On one plate ...

Instinct tells me that a place called Granny's is going to be jammed on a weekend morning, so I go on a Tuesday. Dang, it's hoppin' on weekdays, too. Apparently word of their great breakfasts at Granny's, located in a cubby hole in a strip mall on Glenwood, has spread over the years.

There's a lunch menu, too, but the whole family with me unanimously agrees that breakfast it will be. We all order a different omelet except Ma, who gets the special, which is scrambled eggs with sausage and a side of hash browns and puny-size scone (aka fried dough). Prices are steep, around seven clams per dish, considering there mustn't be much overhead-they aren't spending profits on decor, what with the fluorescent lights and wood panel walls that have probably been there since inception.
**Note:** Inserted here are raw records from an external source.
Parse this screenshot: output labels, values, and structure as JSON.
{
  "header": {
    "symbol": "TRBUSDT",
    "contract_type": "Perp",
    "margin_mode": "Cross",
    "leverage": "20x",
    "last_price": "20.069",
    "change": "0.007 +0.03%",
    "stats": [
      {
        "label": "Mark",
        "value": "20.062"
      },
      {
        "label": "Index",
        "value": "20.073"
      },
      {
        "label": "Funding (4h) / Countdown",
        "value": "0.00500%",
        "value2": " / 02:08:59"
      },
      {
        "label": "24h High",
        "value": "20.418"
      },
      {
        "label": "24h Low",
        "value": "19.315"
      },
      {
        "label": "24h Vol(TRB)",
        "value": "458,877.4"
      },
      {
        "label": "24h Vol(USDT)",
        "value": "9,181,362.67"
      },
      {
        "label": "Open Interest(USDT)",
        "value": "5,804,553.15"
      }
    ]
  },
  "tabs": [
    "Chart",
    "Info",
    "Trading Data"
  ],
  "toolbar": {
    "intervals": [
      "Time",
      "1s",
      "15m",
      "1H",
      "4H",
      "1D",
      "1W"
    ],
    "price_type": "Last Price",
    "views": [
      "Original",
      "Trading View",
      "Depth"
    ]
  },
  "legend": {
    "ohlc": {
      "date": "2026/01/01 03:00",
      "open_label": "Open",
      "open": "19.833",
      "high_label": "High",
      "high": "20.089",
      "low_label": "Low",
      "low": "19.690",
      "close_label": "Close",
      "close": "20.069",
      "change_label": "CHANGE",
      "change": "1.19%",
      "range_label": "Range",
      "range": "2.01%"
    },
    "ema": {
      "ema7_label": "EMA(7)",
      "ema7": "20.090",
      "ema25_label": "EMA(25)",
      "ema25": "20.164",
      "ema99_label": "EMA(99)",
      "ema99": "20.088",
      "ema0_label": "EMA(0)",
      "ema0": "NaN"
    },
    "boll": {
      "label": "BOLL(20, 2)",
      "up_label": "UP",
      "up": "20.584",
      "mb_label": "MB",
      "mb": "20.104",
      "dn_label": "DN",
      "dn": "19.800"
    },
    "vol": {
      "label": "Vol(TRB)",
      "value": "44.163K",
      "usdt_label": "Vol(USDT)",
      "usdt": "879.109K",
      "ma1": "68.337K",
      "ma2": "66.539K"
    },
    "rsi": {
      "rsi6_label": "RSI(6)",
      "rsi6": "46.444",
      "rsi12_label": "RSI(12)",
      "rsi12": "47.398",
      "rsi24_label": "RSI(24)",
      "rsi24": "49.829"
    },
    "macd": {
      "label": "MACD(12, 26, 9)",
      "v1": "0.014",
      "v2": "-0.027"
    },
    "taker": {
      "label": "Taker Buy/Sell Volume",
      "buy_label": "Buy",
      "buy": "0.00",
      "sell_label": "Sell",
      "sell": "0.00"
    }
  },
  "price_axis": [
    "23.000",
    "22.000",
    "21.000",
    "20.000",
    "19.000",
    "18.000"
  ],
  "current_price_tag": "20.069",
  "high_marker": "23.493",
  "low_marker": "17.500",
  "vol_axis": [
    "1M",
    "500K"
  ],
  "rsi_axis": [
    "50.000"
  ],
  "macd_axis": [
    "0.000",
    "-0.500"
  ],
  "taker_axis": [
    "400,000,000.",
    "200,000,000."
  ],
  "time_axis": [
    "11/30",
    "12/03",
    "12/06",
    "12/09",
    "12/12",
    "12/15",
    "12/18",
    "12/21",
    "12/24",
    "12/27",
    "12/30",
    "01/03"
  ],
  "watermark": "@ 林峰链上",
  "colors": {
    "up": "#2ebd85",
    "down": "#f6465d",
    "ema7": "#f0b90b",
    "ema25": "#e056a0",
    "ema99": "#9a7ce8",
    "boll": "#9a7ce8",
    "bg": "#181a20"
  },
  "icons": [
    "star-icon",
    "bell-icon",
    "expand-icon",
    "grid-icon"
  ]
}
"It's hard to impress with breakfast food," Ma muses as we wait for the grub. Some construction workers are in and out while we're still waiting. But when the food finally comes, all four of us like the large looks of it.

My huge cheddar and mushroom omelet is spilling over the side of potatoes. Sweet! Sis digs her veggie omelet that's also loaded with nutritional goods and Pa has the best one of all, the Western, which is pretty much the veggie plus beans inside-a great textury addition.

"There sure is a lot of sausage in mine," Ma says, apparently impressed with the dolings. "Anyone want some?" But we've already scarfed our meals and we're full. In fact, I didn't even finish mine.

Granny's food overall ranks high on taste, fair on value but it truly is an unattractive, old-fashioned joint-though I'm strangely attracted to it. Perhaps because of its name, as my own granny didn't join us for this family breakfast.

-Jennifer Gelband is an orphan who talks to angels.